医薬品の開発においては、その有効性と安全性を検証する臨床試験を実施する必要があります。これを治験といいます。科学的に十分なデータを集めるためには、一定数の被験者となる患者さんが必要になりますが、先天代謝異常症は、個々の疾患の患者数が非常に少ないため、一つの国で十分な患者数を集めることは容易ではありません。そのため、複数の国や地域の患者さんに同時に一つの治験に参加してもらういわゆる国際共同治験が実施されることが多くなってきました。しかし、この国際共同治験に日本も参加するためには、国内の患者さんで、当該医薬品を必要とする患者さんがどこに何人おられるのかといった基本的なデータが必要になります。
日本先天代謝異常学会患者登録制度(JaSMIn)は、このような必要性を考慮して作られた制度です。

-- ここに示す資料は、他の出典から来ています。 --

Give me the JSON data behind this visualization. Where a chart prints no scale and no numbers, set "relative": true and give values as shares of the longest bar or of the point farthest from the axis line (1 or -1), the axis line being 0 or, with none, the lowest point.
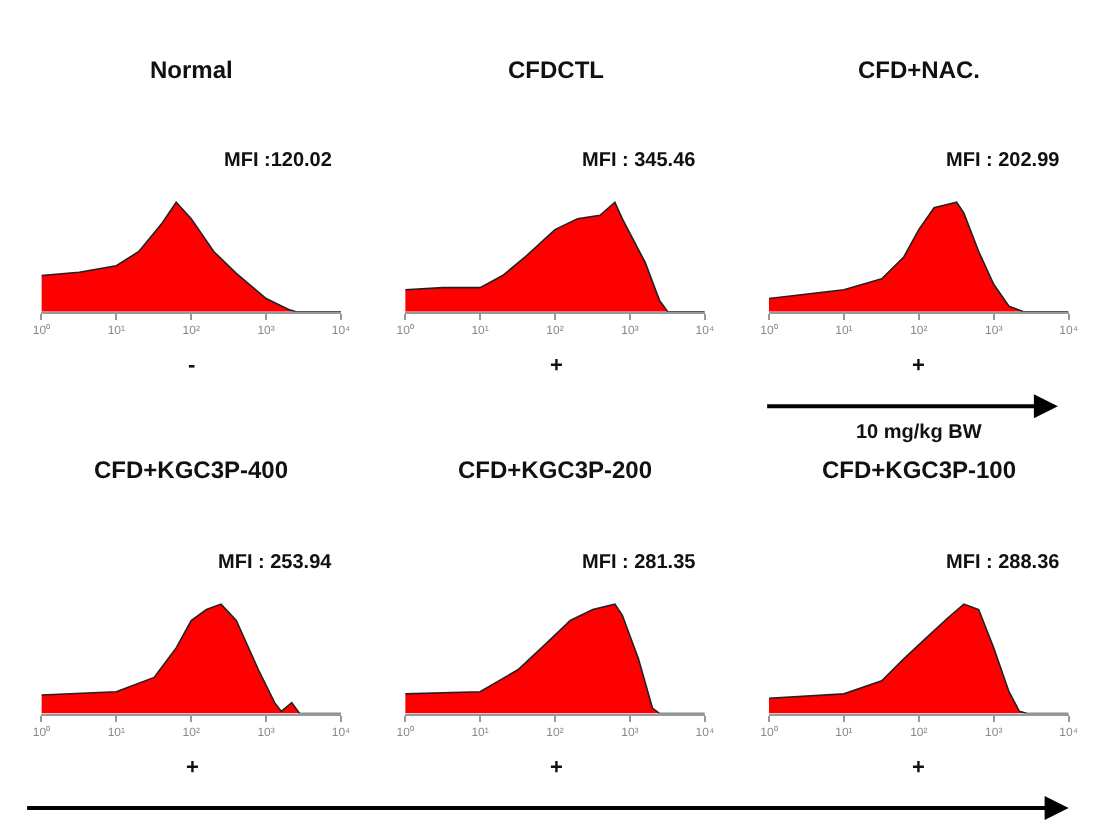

JaSMIn の名称は、Japan Registration System for Metabolic and Inherited Diseasesに由来します。当初は、厚生労働科学研究費補助金難治疾患政策研究事業などの支援を受けてシステム開発などの基盤整備を行いました。現在では、日本先天代謝異常学会の患者登録委員会が管理・運営しています。
この患者登録制度の特徴は、患者さん本人あるいはそのご家族の方に自発的に登録に参加して頂くSelf-Registrationを基本としています。登録内容は、極めてシンプルで、氏名、住所、病名、現在およびこれまでに受けた治療内容に限定しています。
患者登録は、2013年から開始しました。登録者数は、2023年9月現在で、1788名です。15疾患群で70疾患以上の登録があります。登録データを用いた研究成果も多数あり、学会あるいは論文として発表されたものも少なくありません。実際に、新薬の治験の基礎データとなった研究成果もあります。また、ホームページでは、各種患者会の活動情報や学会員による最近のトピックスの掲載を続けています。このホームページが、学会と患者さんをつなぐ架け橋となっています。
日本先天代謝異常学会患者登録制度(JaSMIn)は、登録を開始してから、10年が経過しました。この制度の維持には、事務局がある国立成育医療研究センター遺伝診療科のスタッフの献身的な努力があります。この制度を確立したものの一人として、感謝いたします。そして何より、この患者登録制度の重要性をご理解いただき、登録していただいている患者さんとそのご家族に感謝します。これからもこの制度がますます発展することを心より願っております。